Başrolünde Brad Pitt’in yer aldığı haftanın filmi Kibarca Öldürmek “Kim kurban?” sorusuna yanıt ararken, ABD toplumunu da sorguluyor.
Bazı isimler var ki onlar hangi filmin kadrosunda yer alırlarsa film onlarla anılır. Hatta o isimleri görürseniz hikaye ne olursa olsun kafanıza ilgisiz bir imaj oturur film hakkında. İşte Brad Pitt de bu isimlerden biri. Büyük gişe filmlerinin ve bilindik Hollywood türünün en sağlam ismidir uzaktan baktığınızda. Aslında Brad Pitt’in oynadığı birçok underground diyebileceğimiz yapım ve bağımsız film de mevcut. Bu hafta vizyona giren Kibarca Öldürmek onlardan biri.
Brad Pitt’i görünce filmle ilgili diğer herşey biraz gölgede kalıyor. Halbuki bu film tam anlamıyla bir yönetmen filmi. Andrew Dominik Kibarca Öldürmek’in yönetmeni. Ve bu yapım onun üçüncü sinema serüveni. Üç film çekip bu kadar harika bir filmografiye sahip olmak her yönetmenin elde edebileceği birşey değil. 2000 yılında Kasap-Chopper’ı çekti Dominik. Eric Bana’nın başrolünü oynadığı bir suç filmiydi. Daha sonra ise 2007 yılında The Assassination of Jesse James by the Coward Robert Ford geldi. O da Chopper gibi tam bir gişe filmi değildi.

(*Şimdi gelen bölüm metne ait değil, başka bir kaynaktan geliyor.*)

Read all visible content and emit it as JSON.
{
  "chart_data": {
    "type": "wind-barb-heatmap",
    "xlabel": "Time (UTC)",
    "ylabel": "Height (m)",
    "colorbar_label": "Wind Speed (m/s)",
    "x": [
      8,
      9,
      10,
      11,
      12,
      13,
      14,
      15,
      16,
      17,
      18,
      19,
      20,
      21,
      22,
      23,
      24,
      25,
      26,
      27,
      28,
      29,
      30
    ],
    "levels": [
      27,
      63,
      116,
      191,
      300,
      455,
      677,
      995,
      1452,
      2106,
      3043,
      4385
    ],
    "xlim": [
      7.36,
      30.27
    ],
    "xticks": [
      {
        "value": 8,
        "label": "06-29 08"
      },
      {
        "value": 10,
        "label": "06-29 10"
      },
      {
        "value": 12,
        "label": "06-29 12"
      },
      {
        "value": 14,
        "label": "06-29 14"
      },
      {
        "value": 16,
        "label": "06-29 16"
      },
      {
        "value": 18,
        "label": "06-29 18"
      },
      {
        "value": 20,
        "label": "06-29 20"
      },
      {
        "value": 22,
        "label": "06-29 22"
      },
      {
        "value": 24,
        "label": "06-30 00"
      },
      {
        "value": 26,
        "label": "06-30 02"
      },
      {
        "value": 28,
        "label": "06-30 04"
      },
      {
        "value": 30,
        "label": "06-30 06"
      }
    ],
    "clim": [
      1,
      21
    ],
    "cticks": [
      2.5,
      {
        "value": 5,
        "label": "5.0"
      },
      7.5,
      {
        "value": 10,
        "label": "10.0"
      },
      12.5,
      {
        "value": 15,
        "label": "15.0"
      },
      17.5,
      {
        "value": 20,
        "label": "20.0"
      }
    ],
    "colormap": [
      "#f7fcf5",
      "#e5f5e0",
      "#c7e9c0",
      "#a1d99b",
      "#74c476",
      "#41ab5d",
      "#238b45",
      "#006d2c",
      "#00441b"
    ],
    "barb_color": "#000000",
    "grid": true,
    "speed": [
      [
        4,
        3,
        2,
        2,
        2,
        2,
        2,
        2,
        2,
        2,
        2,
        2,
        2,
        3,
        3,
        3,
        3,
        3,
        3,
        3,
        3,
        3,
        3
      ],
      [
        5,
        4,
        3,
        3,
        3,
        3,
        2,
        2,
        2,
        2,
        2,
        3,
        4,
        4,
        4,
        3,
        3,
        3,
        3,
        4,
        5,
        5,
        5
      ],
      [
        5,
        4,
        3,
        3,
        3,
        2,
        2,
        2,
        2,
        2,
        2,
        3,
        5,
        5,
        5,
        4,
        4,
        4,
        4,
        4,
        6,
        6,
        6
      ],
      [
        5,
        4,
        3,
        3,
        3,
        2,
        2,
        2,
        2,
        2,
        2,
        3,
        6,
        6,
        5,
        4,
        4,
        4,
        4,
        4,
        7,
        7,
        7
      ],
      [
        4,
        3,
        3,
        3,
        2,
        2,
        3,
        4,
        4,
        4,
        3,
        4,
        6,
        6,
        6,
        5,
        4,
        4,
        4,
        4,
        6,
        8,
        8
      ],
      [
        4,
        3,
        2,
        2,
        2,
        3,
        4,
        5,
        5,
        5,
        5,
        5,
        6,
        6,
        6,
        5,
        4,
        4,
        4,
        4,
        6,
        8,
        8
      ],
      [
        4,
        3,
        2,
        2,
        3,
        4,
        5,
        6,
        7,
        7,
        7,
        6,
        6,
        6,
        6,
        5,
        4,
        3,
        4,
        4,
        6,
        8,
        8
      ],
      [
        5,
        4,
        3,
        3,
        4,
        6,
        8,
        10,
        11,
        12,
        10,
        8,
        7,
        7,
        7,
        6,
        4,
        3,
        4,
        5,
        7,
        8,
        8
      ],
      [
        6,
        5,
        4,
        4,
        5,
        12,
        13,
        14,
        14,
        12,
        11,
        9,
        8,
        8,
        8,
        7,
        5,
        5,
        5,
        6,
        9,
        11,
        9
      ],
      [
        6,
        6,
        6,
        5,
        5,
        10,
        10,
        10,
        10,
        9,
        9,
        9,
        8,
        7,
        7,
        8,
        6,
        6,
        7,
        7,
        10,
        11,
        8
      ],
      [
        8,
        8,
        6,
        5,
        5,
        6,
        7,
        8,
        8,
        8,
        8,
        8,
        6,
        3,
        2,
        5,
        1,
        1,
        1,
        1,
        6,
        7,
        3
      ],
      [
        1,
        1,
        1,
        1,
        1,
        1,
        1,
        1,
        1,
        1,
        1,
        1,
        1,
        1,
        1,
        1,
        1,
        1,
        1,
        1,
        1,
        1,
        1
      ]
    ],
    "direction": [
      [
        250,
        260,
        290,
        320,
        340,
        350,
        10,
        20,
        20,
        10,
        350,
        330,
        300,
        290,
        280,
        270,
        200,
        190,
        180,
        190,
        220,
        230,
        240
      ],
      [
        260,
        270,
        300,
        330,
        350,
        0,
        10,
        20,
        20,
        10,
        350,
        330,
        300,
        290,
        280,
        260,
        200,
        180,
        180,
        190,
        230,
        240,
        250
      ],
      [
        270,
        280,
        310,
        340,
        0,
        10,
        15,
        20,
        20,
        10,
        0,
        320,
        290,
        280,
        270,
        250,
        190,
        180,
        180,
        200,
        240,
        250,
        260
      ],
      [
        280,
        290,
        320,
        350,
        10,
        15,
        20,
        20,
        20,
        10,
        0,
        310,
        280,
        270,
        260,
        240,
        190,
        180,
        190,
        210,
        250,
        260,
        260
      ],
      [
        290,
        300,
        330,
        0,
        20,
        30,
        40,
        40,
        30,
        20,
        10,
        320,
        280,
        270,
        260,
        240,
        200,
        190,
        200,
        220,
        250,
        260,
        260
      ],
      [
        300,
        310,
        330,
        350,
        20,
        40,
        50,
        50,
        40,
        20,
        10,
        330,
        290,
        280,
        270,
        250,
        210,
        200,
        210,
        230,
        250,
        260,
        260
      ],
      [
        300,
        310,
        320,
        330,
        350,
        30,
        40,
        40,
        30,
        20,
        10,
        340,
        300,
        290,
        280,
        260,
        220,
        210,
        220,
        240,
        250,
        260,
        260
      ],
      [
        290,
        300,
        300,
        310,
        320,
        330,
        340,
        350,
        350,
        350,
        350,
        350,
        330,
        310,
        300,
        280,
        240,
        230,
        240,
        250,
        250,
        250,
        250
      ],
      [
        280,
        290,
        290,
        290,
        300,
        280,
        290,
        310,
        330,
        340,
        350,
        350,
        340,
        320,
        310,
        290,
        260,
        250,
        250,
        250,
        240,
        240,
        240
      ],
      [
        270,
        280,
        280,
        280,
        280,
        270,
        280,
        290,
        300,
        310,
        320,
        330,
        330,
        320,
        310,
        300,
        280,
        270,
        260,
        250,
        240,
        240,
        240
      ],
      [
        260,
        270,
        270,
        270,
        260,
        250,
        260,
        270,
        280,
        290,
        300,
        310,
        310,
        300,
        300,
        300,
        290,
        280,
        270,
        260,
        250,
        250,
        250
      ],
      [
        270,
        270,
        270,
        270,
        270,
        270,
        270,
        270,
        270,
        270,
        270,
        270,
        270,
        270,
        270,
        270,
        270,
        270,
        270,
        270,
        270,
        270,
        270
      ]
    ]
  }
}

TANIDIKLARINI ÖLDÜRMEYEN KATİL
Hollywood tarzı filmlerden daha zor tüketilen iki yapımdı. Ama sinemasal değerleri tartışılmazdı. Bu hafta vizyona giren Kibarca Öldürmek’e giderken büyük beklenti içindeydik. Gerçekten film bütün beklentilerimizi karşıladı. Sinema işte bu. Hollywood’un sistemi yücelten gerçeklikten uzak yapımları yerine böyle bıçak gibi keskin ama hayatın gerçeğini sorgulayan yapımlar seyretmek hep tercihimiz. Filmin oyuncu kadrosu muhteşem. Başta da dediğimiz gibi Brad Pitt, Ray Liotta, James Gandolfini, Richard Jenkins filmi taşıyan isimler.
Konusuna gelince, mafyanın kaçak kumarhanesi soyulur. Ray Liotta ’nın oynadığı patron Markie’nin başına gelen bu ikinci soygundur. Mafya Markie’den doğal olarak şüphelenecektir. Zaten patrondan duyulan şüphe nedeniyle çete soyguna kalkışır. Mafya benzer durumlarda sorgulamayı ve cezalandırmayı yapan tetikçisini gönderir. Brad Pitt’in canlandırdığı tetikçi Jackie araştırmaya başlar. Sonuçta bütün suçluları bulur. Fakat soygunu yapanlardan arasında tanıdığı bir kişi vardır. Ve tanıdıklarını öldürmemek gibi bir tercihi olan Jackie yardım için James Gandolfini’nin canlandırdığı Mickey’i çağırır.
OBAMA’YA CEVAP OLAN SÖZLER
Bu suç hikayesi aslında öykünün ana hatlarıyla biraz klişe ama filmin değeri yönetmenin suç hikayesini kapitalizmin bir mikrokozmosu olarak yorumlamasında yatıyor. Kahramanlarının diyalogları sırasında arka planda televizyondan veya araba radyosundan George Bush’un, Obama’nın sözleri duyuluyor. İnsanların batmışlığının ve suç dürtüsünün aslında toplumun genelinin durumunu özetleyen yapısı filmde tam yerinde kullanılıyor. Yönetmen bununla da yetinmiyor. Brad Pitt’in dudaklarından dökülen, Obama’nın televizyonda söylediklerine bir cevap olan sözler de çok önemli. Obama “Amerika tek millettir. Hepimiz birbirimize destek vereceğiz” derken Pitt’in canlandırdığı Jackie şunları söyler: “Bu toplumda herkes yalnız. Amerika millet değil bir şirket.” Kapitalizmin insan onurunu aşağılayan bir sistem olduğu daha açıkça hangi diyalogda görebiliriz! Filmin George V. Higgins’in romanı olan Cogan’s Trade’den uyarlandığını söyleyelim. Sistemi herkesin anlayabileceği düzeyde eleştiren yönetmenin başarısını alkışlıyor, sinemaseverlerin bu filmi kaçırmamasını diliyorum.